= Edward Forsett =

English writer

Edward Forset (or Forsett) (1553–1630) was an English official, politician and writer, known for political works and as a playwright.

==Life==
He was the fourth son of Richard Forsett, a barrister and Member of Parliament, and his wife Margaret Vaughan. Educated at Christ's College, Cambridge and Trinity College, Cambridge, he graduated B.A. in 1572, and was a Fellow of Trinity from 1574 to 1581.

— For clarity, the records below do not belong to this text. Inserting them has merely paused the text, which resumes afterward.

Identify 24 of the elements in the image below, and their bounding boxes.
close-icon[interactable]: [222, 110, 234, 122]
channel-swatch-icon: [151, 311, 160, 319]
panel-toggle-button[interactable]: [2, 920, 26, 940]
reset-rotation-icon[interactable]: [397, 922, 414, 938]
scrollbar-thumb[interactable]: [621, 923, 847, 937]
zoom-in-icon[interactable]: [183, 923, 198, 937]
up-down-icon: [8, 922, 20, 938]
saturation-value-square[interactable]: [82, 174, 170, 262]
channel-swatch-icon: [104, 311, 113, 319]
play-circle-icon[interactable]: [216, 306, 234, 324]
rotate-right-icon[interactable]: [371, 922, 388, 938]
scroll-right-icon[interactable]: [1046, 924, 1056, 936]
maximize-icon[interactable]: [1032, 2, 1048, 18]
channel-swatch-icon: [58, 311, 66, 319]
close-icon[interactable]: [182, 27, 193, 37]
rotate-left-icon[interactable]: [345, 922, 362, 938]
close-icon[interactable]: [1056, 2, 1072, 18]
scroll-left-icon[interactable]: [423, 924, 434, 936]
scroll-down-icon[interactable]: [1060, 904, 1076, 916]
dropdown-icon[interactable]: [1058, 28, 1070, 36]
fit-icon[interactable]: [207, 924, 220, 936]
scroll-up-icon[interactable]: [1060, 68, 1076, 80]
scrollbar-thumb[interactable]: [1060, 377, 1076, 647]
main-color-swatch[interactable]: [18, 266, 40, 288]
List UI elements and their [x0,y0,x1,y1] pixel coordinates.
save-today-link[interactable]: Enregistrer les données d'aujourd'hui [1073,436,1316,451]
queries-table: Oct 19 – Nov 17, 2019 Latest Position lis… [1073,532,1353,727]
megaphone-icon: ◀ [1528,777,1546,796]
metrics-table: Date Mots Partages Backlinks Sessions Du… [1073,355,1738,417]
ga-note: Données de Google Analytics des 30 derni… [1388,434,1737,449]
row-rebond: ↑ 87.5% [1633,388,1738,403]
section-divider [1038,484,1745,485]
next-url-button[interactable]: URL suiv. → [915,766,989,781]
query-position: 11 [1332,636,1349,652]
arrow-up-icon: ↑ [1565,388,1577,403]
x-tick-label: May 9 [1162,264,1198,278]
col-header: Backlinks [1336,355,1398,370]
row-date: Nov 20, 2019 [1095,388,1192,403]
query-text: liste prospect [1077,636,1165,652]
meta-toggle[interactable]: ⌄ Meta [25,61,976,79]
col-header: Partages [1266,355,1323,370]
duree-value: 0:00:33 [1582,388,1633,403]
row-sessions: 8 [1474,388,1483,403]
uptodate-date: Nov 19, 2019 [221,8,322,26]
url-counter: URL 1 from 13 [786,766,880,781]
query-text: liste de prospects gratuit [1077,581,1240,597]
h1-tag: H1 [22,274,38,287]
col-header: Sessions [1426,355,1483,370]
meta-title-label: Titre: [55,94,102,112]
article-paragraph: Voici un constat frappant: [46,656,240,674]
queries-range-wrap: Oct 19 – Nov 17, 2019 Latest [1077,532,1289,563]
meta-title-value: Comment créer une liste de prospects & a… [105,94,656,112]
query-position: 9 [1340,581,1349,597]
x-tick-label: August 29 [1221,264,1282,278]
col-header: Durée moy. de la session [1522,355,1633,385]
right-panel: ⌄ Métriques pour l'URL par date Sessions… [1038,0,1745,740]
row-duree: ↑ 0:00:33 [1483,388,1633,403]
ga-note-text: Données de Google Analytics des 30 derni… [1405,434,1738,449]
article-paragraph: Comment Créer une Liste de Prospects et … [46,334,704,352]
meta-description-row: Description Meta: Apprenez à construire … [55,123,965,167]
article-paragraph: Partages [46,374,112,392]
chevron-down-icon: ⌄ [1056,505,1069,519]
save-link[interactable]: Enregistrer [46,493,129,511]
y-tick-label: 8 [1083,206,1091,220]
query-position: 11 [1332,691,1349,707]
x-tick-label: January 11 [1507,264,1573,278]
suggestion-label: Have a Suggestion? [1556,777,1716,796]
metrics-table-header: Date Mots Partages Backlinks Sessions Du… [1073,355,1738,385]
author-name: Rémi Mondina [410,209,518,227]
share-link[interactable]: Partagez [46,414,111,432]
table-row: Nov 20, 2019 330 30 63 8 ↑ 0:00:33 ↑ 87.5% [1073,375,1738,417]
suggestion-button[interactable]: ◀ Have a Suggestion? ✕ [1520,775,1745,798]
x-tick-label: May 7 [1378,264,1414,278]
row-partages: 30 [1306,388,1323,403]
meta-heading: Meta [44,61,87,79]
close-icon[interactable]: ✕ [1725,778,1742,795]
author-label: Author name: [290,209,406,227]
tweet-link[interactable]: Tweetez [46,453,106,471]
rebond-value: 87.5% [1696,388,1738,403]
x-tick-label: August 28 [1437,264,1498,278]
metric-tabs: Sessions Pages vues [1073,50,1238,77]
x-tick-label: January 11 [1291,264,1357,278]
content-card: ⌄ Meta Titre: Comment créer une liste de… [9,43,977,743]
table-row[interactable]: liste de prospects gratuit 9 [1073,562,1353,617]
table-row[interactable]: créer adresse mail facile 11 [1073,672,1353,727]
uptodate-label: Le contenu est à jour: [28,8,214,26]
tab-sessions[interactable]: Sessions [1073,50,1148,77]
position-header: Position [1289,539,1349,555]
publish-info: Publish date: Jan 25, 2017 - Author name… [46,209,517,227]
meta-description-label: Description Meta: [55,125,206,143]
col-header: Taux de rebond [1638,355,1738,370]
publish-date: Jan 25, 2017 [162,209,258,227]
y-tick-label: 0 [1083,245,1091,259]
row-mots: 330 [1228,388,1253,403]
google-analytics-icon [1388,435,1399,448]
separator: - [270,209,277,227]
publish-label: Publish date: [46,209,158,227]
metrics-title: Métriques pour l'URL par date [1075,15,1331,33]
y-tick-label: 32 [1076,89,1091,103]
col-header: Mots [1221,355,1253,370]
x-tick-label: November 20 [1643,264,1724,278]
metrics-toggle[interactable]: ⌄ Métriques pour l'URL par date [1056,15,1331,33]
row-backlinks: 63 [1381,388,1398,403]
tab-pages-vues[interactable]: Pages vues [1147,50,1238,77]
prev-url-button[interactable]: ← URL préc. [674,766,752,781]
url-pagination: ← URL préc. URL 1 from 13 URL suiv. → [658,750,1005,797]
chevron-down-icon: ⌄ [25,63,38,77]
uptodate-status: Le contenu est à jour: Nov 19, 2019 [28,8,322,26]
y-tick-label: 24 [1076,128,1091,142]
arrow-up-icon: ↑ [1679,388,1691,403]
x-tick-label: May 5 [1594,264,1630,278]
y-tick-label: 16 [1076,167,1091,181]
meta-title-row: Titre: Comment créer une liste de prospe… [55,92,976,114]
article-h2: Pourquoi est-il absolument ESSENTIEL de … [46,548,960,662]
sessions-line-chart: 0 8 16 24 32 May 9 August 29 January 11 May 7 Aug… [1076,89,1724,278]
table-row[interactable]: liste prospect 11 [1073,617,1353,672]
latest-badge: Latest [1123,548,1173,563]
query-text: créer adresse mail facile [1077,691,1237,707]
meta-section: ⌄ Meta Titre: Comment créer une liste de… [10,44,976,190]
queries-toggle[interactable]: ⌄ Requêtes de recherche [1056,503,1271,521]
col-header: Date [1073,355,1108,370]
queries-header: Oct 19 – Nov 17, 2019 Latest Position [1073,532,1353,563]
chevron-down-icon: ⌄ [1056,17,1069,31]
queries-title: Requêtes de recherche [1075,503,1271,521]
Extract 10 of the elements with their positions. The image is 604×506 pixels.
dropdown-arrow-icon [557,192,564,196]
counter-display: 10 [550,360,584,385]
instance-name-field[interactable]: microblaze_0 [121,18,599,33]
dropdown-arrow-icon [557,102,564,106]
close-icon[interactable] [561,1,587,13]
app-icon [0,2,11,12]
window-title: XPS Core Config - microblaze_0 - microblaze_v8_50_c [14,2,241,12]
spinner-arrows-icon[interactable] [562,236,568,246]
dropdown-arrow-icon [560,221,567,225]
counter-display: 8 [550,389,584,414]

In the service of Robert Cecil, 1st Earl of Salisbury, and a justice of the peace, Forset was involved on the prosecution side of the 1605 Gunpowder Plot. In 1606 he became Member of Parliament for Wells.

==Works==
Forset wrote:

- Pedantius (1581) (online text), a Latin comedy. It made fun of Gabriel Harvey.
- A Comparative Discourse of the Bodies Natural and Politique (1606), contributing to the traditional monarchist theory of the king's two bodies: the body politic and the body natural. This is considered one important source for later divine right and royalist ideas, as well as spinning out the bodily metaphor (the King as the heart).
- A Defence of the Right of Kings. Wherein the power of the papacie over princes, is refuted; and the Oath of Allegiance justified (1624), a belated reply to writings of Robert Parsons, belonged to the allegiance oath controversy.